BRUSSELS (Reuters) -- Russia has pulled out of a meeting with NATO military commanders set for next month but said it would stick to plans to resume formal political ties, a Russian diplomat and a NATO spokeswoman said.
Russia's envoy to NATO warned on April 20 of a pullout if the U.S.-led alliance pressed ahead with planned exercises in Georgia, a former Soviet republic promised eventual alliance membership.
"We postponed the meeting of chiefs of staff," the Russian diplomat said, referring to a meeting scheduled for May 7 between the 28 NATO states and Russia. "We explained we should restart political dialogue before military cooperation."
NATO spokeswoman Carmen Romero said the Russian military representative had made no mention of Georgia in announcing the move.

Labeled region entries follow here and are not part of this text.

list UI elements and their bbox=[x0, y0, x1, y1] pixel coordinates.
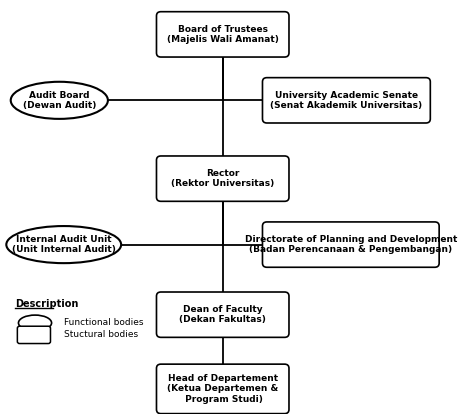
Ellipse shape bbox=[18, 315, 52, 331]
Text: Stuctural bodies: Stuctural bodies bbox=[64, 330, 138, 339]
FancyBboxPatch shape bbox=[156, 364, 289, 414]
FancyBboxPatch shape bbox=[156, 292, 289, 337]
Text: Functional bodies: Functional bodies bbox=[64, 318, 143, 327]
Text: Description: Description bbox=[15, 299, 79, 309]
FancyBboxPatch shape bbox=[156, 12, 289, 57]
Text: Directorate of Planning and Development
(Badan Perencanaan & Pengembangan): Directorate of Planning and Development … bbox=[245, 235, 457, 254]
FancyBboxPatch shape bbox=[263, 78, 430, 123]
Ellipse shape bbox=[6, 226, 121, 263]
Text: Board of Trustees
(Majelis Wali Amanat): Board of Trustees (Majelis Wali Amanat) bbox=[167, 24, 279, 44]
Text: Head of Departement
(Ketua Departemen &
 Program Studi): Head of Departement (Ketua Departemen & … bbox=[167, 374, 278, 404]
FancyBboxPatch shape bbox=[263, 222, 439, 267]
Text: Dean of Faculty
(Dekan Fakultas): Dean of Faculty (Dekan Fakultas) bbox=[179, 305, 266, 325]
FancyBboxPatch shape bbox=[18, 326, 51, 344]
Text: Rector
(Rektor Universitas): Rector (Rektor Universitas) bbox=[171, 169, 274, 188]
Text: Audit Board
(Dewan Audit): Audit Board (Dewan Audit) bbox=[23, 90, 96, 110]
Ellipse shape bbox=[11, 82, 108, 119]
FancyBboxPatch shape bbox=[156, 156, 289, 201]
Text: University Academic Senate
(Senat Akademik Universitas): University Academic Senate (Senat Akadem… bbox=[270, 90, 422, 110]
Text: Internal Audit Unit
(Unit Internal Audit): Internal Audit Unit (Unit Internal Audit… bbox=[12, 235, 116, 254]
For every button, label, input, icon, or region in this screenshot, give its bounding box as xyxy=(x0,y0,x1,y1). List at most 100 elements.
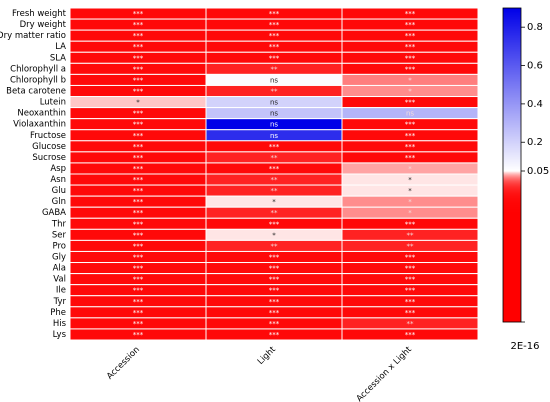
colorbar-segment xyxy=(503,182,521,184)
cell-label: *** xyxy=(133,187,144,195)
colorbar-segment xyxy=(503,264,521,266)
colorbar-segment xyxy=(503,243,521,245)
colorbar-segment xyxy=(503,166,521,168)
colorbar-segment xyxy=(503,287,521,289)
colorbar-segment xyxy=(503,216,521,218)
colorbar-segment xyxy=(503,115,521,117)
cell-label: ** xyxy=(271,154,279,162)
colorbar-segment xyxy=(503,212,521,214)
colorbar-segment xyxy=(503,304,521,306)
colorbar-segment xyxy=(503,263,521,265)
colorbar-segment xyxy=(503,305,521,307)
colorbar-segment xyxy=(503,84,521,86)
colorbar-segment xyxy=(503,79,521,81)
colorbar-segment xyxy=(503,60,521,62)
colorbar-segment xyxy=(503,41,521,43)
colorbar-segment xyxy=(503,283,521,285)
colorbar-segment xyxy=(503,63,521,65)
colorbar-segment xyxy=(503,176,521,178)
colorbar-segment xyxy=(503,253,521,255)
colorbar-segment xyxy=(503,178,521,180)
colorbar-segment xyxy=(503,123,521,125)
colorbar-segment xyxy=(503,29,521,31)
cell-label: *** xyxy=(133,65,144,73)
colorbar-segment xyxy=(503,130,521,132)
colorbar-segment xyxy=(503,294,521,296)
cell-label: *** xyxy=(269,276,280,284)
cell-label: *** xyxy=(269,265,280,273)
cell-label: *** xyxy=(133,298,144,306)
colorbar-segment xyxy=(503,48,521,50)
cell-label: *** xyxy=(133,176,144,184)
colorbar-segment xyxy=(503,266,521,268)
cell-label: *** xyxy=(405,220,416,228)
colorbar-segment xyxy=(503,211,521,213)
colorbar-segment xyxy=(503,315,521,317)
row-label: Asp xyxy=(50,164,66,174)
cell-label: ns xyxy=(270,121,278,129)
row-label: Tyr xyxy=(53,297,67,307)
row-label: Sucrose xyxy=(32,153,66,163)
colorbar-segment xyxy=(503,316,521,318)
colorbar-segment xyxy=(503,10,521,12)
colorbar-segment xyxy=(503,99,521,101)
colorbar-segment xyxy=(503,150,521,152)
colorbar-segment xyxy=(503,275,521,277)
colorbar-segment xyxy=(503,244,521,246)
colorbar-segment xyxy=(503,89,521,91)
colorbar-segment xyxy=(503,126,521,128)
colorbar-segment xyxy=(503,134,521,136)
cell-label: *** xyxy=(269,165,280,173)
colorbar-segment xyxy=(503,191,521,193)
row-label: Chlorophyll a xyxy=(10,64,66,74)
cell-label: *** xyxy=(133,76,144,84)
colorbar-segment xyxy=(503,174,521,176)
colorbar-segment xyxy=(503,24,521,26)
colorbar-segment xyxy=(503,104,521,106)
cell-label: ** xyxy=(271,209,279,217)
colorbar-segment xyxy=(503,207,521,209)
colorbar-segment xyxy=(503,236,521,238)
colorbar-segment xyxy=(503,313,521,315)
row-label: Gly xyxy=(52,253,66,263)
colorbar-segment xyxy=(503,69,521,71)
cell-label: *** xyxy=(405,309,416,317)
cell-label: *** xyxy=(405,154,416,162)
cell-label: *** xyxy=(269,331,280,339)
colorbar-segment xyxy=(503,285,521,287)
colorbar-segment xyxy=(503,121,521,123)
colorbar-segment xyxy=(503,301,521,303)
colorbar-segment xyxy=(503,56,521,58)
cell-label: *** xyxy=(133,154,144,162)
colorbar-segment xyxy=(503,96,521,98)
colorbar-segment xyxy=(503,162,521,164)
colorbar-segment xyxy=(503,67,521,69)
colorbar-segment xyxy=(503,235,521,237)
colorbar-segment xyxy=(503,240,521,242)
cell-label: ** xyxy=(407,242,415,250)
colorbar-segment xyxy=(503,19,521,21)
colorbar-segment xyxy=(503,12,521,14)
colorbar-segment xyxy=(503,151,521,153)
colorbar-segment xyxy=(503,138,521,140)
colorbar-segment xyxy=(503,242,521,244)
colorbar-tick-label: 0.2 xyxy=(527,137,543,148)
colorbar-segment xyxy=(503,108,521,110)
colorbar-segment xyxy=(503,280,521,282)
cell-label: *** xyxy=(405,265,416,273)
colorbar-segment xyxy=(503,173,521,175)
colorbar-segment xyxy=(503,199,521,201)
cell-label: *** xyxy=(133,88,144,96)
colorbar-segment xyxy=(503,50,521,52)
colorbar-segment xyxy=(503,303,521,305)
colorbar-frame xyxy=(502,7,522,323)
cell-label: *** xyxy=(133,287,144,295)
row-label: Beta carotene xyxy=(6,87,66,97)
cell-label: *** xyxy=(133,132,144,140)
colorbar-segment xyxy=(503,231,521,233)
colorbar-segment xyxy=(503,87,521,89)
row-label: SLA xyxy=(50,53,66,63)
colorbar-segment xyxy=(503,92,521,94)
cell-label: *** xyxy=(133,331,144,339)
colorbar-segment xyxy=(503,139,521,141)
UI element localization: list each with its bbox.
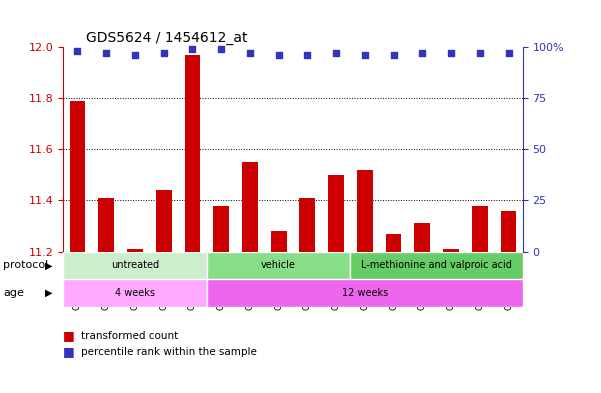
Bar [63, 252, 207, 279]
Text: age: age [3, 288, 24, 298]
Bar [350, 252, 523, 279]
Bar [501, 211, 516, 252]
Bar [270, 231, 287, 252]
Text: 12 weeks: 12 weeks [342, 288, 388, 298]
Text: ▶: ▶ [45, 260, 52, 270]
Bar [156, 190, 171, 252]
Point [446, 50, 456, 57]
Text: percentile rank within the sample: percentile rank within the sample [81, 347, 257, 357]
Bar [70, 101, 85, 252]
Text: ▶: ▶ [45, 288, 52, 298]
Point [73, 48, 82, 54]
Bar [242, 162, 258, 252]
Point [418, 50, 427, 57]
Bar [213, 206, 229, 252]
Point [216, 46, 226, 52]
Bar [357, 170, 373, 252]
Text: GDS5624 / 1454612_at: GDS5624 / 1454612_at [86, 31, 248, 45]
Point [102, 50, 111, 57]
Point [188, 46, 197, 52]
Text: transformed count: transformed count [81, 331, 178, 341]
Text: untreated: untreated [111, 260, 159, 270]
Bar [63, 279, 207, 307]
Bar [472, 206, 487, 252]
Point [504, 50, 513, 57]
Bar [99, 198, 114, 252]
Point [360, 52, 370, 59]
Bar [443, 249, 459, 252]
Point [245, 50, 255, 57]
Point [274, 52, 284, 59]
Bar [386, 234, 401, 252]
Bar [207, 279, 523, 307]
Point [302, 52, 312, 59]
Text: vehicle: vehicle [261, 260, 296, 270]
Text: L-methionine and valproic acid: L-methionine and valproic acid [361, 260, 512, 270]
Bar [328, 175, 344, 252]
Bar [185, 55, 200, 252]
Text: ■: ■ [63, 329, 75, 343]
Text: 4 weeks: 4 weeks [115, 288, 155, 298]
Text: ■: ■ [63, 345, 75, 358]
Text: protocol: protocol [3, 260, 48, 270]
Point [389, 52, 398, 59]
Bar [299, 198, 316, 252]
Point [475, 50, 484, 57]
Bar [127, 249, 143, 252]
Bar [415, 224, 430, 252]
Point [159, 50, 168, 57]
Bar [207, 252, 350, 279]
Point [331, 50, 341, 57]
Point [130, 52, 140, 59]
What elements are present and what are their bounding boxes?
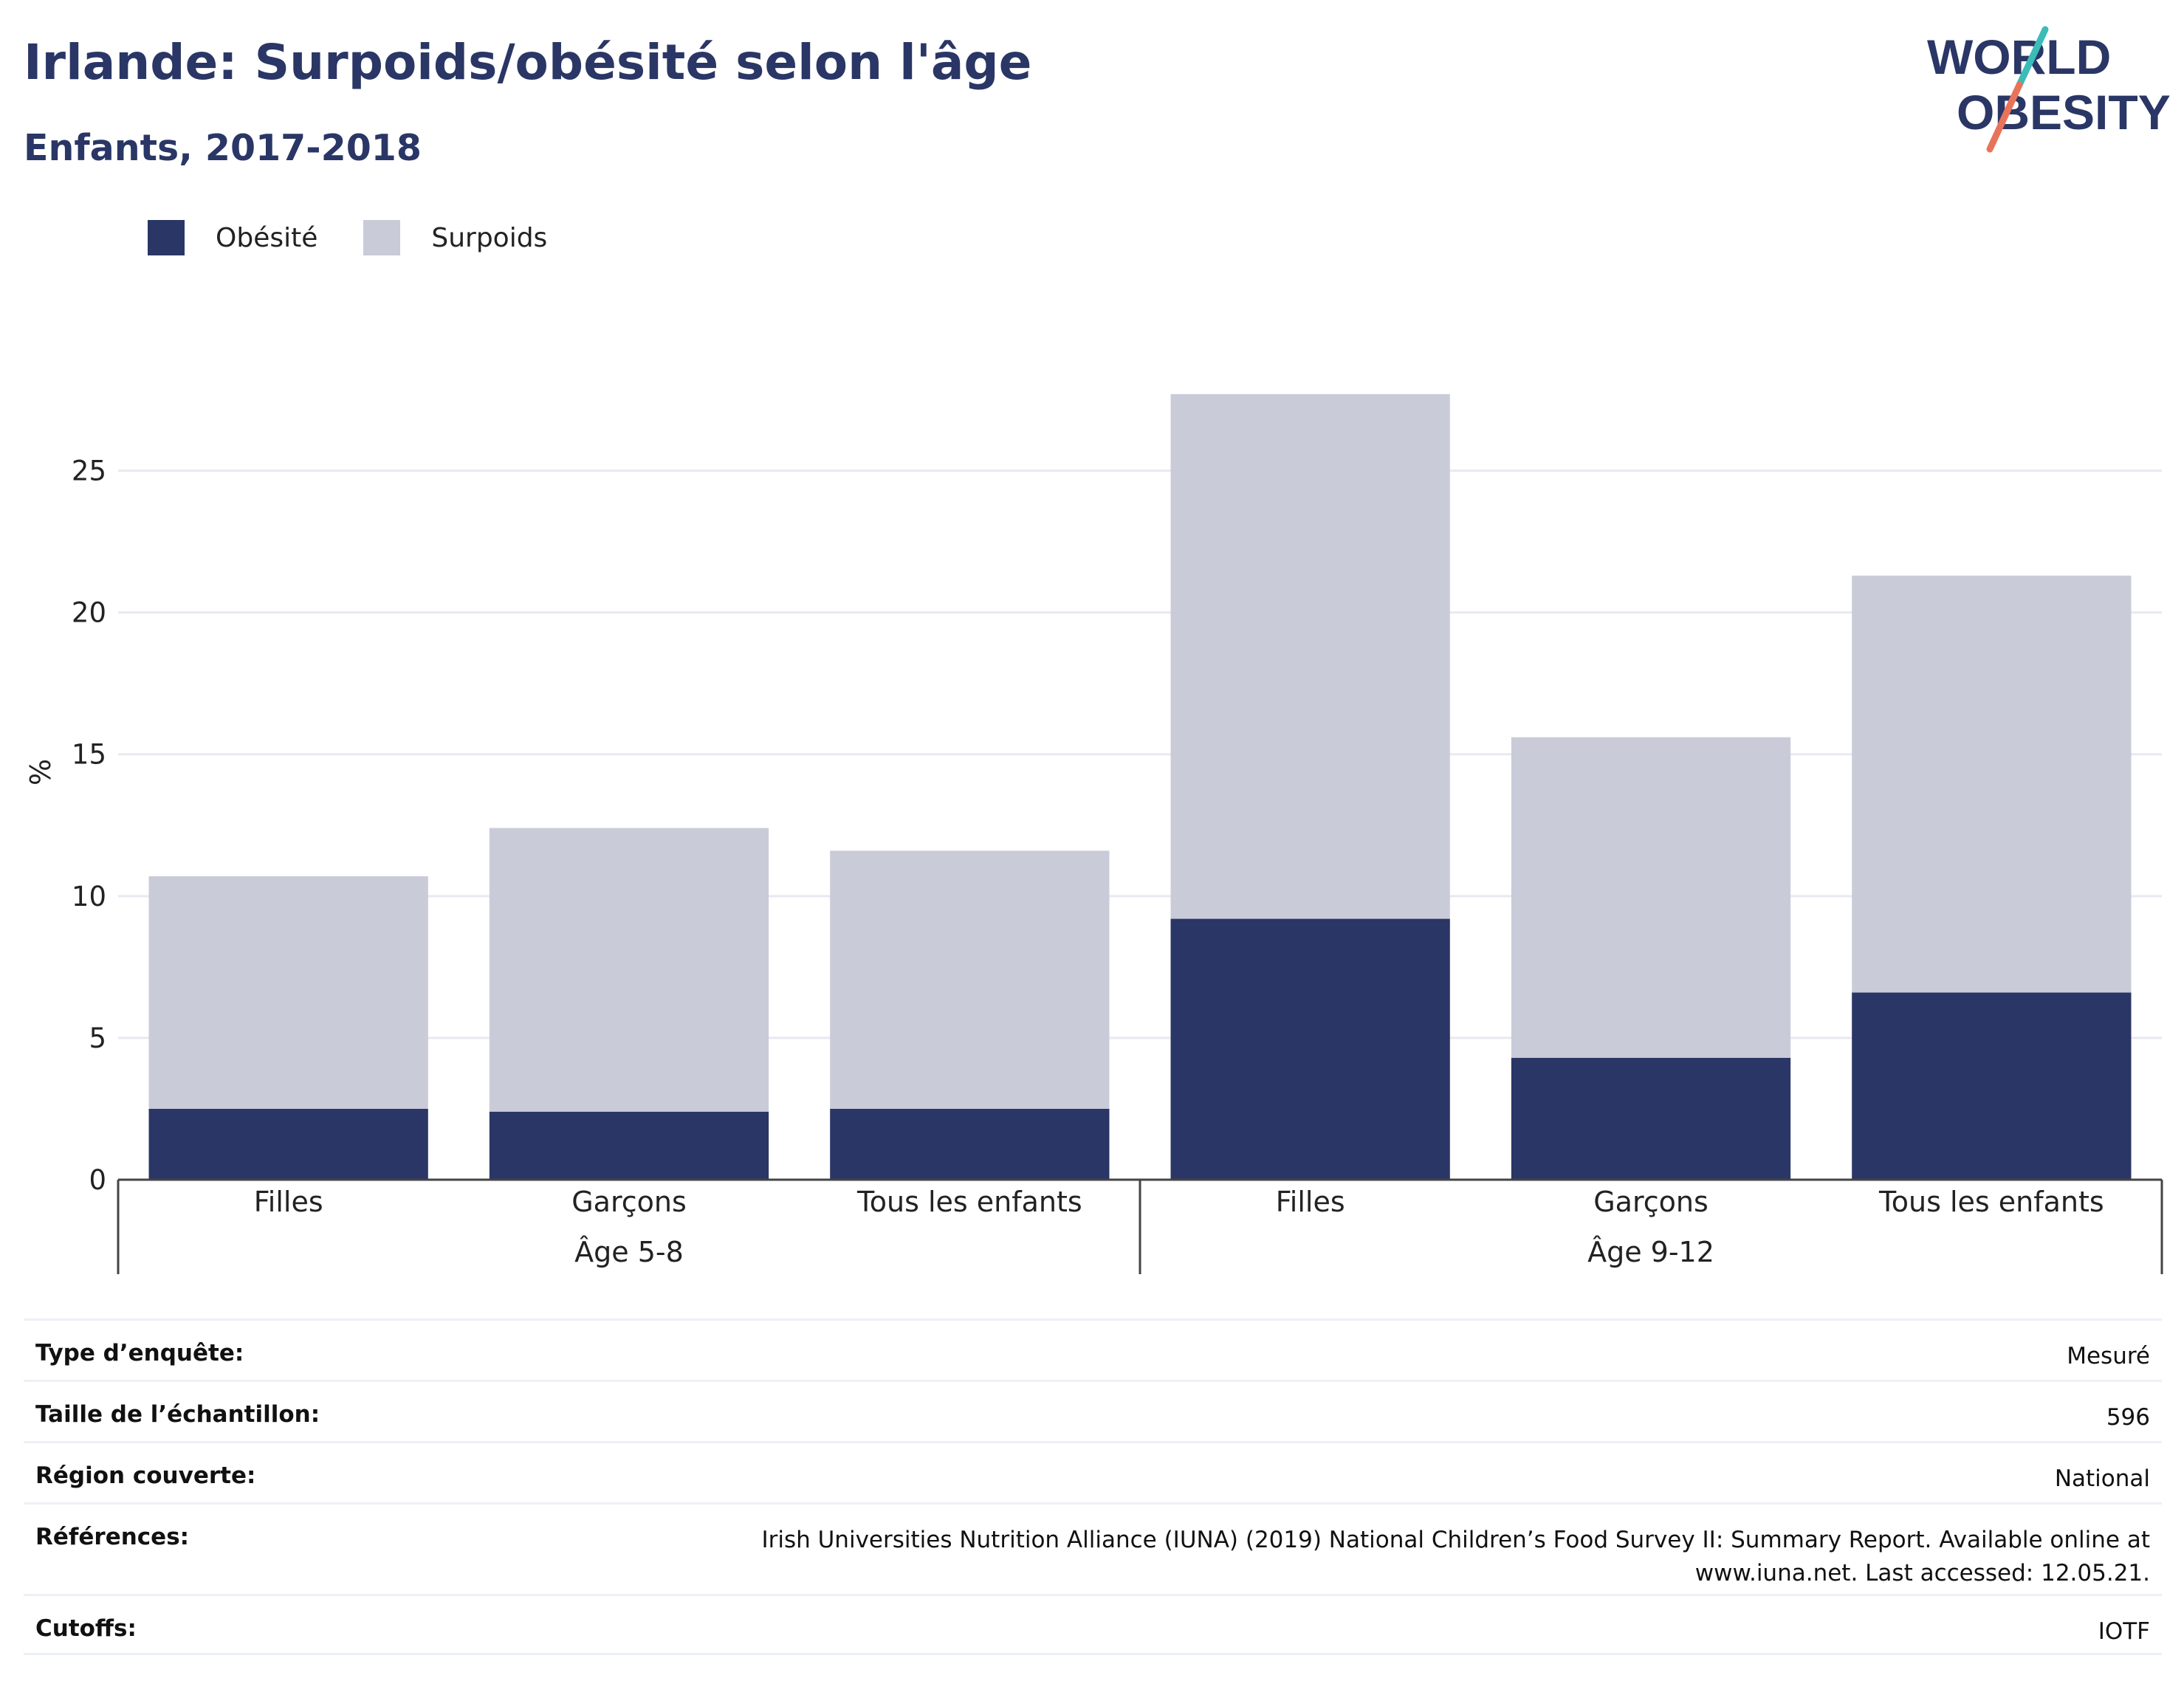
chart-subtitle: Enfants, 2017-2018 [24,127,422,169]
info-row: Région couverte: National [24,1441,2162,1502]
bar-obesite-2[interactable] [830,1108,1110,1180]
info-key: Taille de l’échantillon: [35,1401,320,1428]
x-tick-label: Tous les enfants [1878,1186,2104,1218]
y-tick-label: 25 [72,455,106,487]
y-tick-label: 15 [72,739,106,771]
info-value: Irish Universities Nutrition Alliance (I… [761,1527,2150,1586]
info-value: 596 [2106,1404,2150,1431]
legend-item-surpoids[interactable]: Surpoids [363,220,547,255]
x-tick-label: Filles [1276,1186,1345,1218]
bar-obesite-4[interactable] [1511,1057,1791,1180]
bar-surpoids-5[interactable] [1852,575,2132,993]
y-tick-label: 5 [89,1022,106,1054]
info-key: Région couverte: [35,1462,256,1489]
info-row: Références: Irish Universities Nutrition … [24,1502,2162,1594]
survey-info-table: Type d’enquête: Mesuré Taille de l’échanti… [24,1318,2162,1655]
bar-obesite-1[interactable] [489,1111,769,1180]
y-tick-label: 10 [72,881,106,912]
group-label: Âge 5-8 [574,1236,684,1268]
bar-obesite-0[interactable] [148,1108,428,1180]
legend-label-obesite: Obésité [216,222,318,253]
y-tick-label: 20 [72,597,106,629]
x-tick-label: Garçons [1593,1186,1709,1218]
world-obesity-logo: WORLD OBESITY [1927,26,2171,153]
x-tick-label: Garçons [571,1186,687,1218]
group-label: Âge 9-12 [1587,1236,1714,1268]
bars [148,393,2132,1180]
y-axis-label: % [24,759,57,785]
bar-surpoids-4[interactable] [1511,737,1791,1058]
bar-obesite-3[interactable] [1170,918,1450,1180]
logo-line2: OBESITY [1957,85,2171,140]
legend-swatch-surpoids [363,220,401,255]
bar-surpoids-0[interactable] [148,876,428,1109]
bar-surpoids-2[interactable] [830,850,1110,1109]
info-row: Taille de l’échantillon: 596 [24,1380,2162,1441]
x-tick-label: Tous les enfants [856,1186,1082,1218]
legend-item-obesite[interactable]: Obésité [148,220,317,255]
y-tick-label: 0 [89,1164,106,1196]
bar-chart: 0 5 10 15 20 25 Filles Garçons Tous les enfants F… [24,393,2163,1274]
x-tick-label: Filles [254,1186,323,1218]
legend-swatch-obesite [148,220,185,255]
chart-title: Irlande: Surpoids/obésité selon l'âge [24,34,1032,91]
logo-line1: WORLD [1927,30,2111,84]
info-key: Type d’enquête: [35,1340,244,1366]
info-row: Type d’enquête: Mesuré [24,1318,2162,1380]
legend: Obésité Surpoids [148,220,593,255]
gridlines [118,470,2162,1039]
info-key: Cutoffs: [35,1615,137,1642]
info-value: IOTF [2098,1618,2150,1645]
info-value: National [2054,1465,2150,1492]
bar-surpoids-3[interactable] [1170,393,1450,919]
bar-obesite-5[interactable] [1852,992,2132,1180]
axes: 0 5 10 15 20 25 Filles Garçons Tous les enfants F… [72,455,2163,1274]
info-value: Mesuré [2067,1343,2150,1369]
legend-label-surpoids: Surpoids [431,222,548,253]
bar-surpoids-1[interactable] [489,828,769,1112]
logo-slash-teal [2016,26,2049,89]
logo-slash-coral [1986,81,2023,153]
info-key: Références: [35,1524,190,1550]
info-row: Cutoffs: IOTF [24,1594,2162,1655]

Russia fought a brief war there last August after Georgian government forces tried to retake a breakaway region that is backed by Moscow.
Russian President Dmitry Medvedev said last week that a planned land exercise in Georgia involving 1,300 NATO and partner troops from 19 countries from May 6 to June 1 could damage efforts to mend ties.
Romero said the NATO invitation to the Russian chief of staff remained open, but the Russian side had explained that Moscow preferred at this stage to proceed with reengagement with NATO at the political level.
NATO froze formal relations with Russia and the work of a joint council that oversees operational matters between them in protest at Russia's intervention in Georgia last year.
Despite persisting differences, Russia and NATO have decided to resume the work of that body as part of efforts to "press the reset button" on ties with the arrival of U.S. President Barack Obama in office.
The council's first formal ambassadorial meeting since the resumption in ties is scheduled for April 29 and a ministerial meeting is planned for May 19.
NATO says the scenario for the planned exercise will be a fictitious UN-mandated, crisis-response operation and poses no security threat to Russia.
Russia has been greatly angered by NATO's offer of eventual membership for Georgia, seeing the ex-Soviet country as part of its sphere of influence. It describes the exercises as NATO support for Georgia, a crucial transit route for Caspian Sea oil and gas to Europe, and long controlled by Moscow.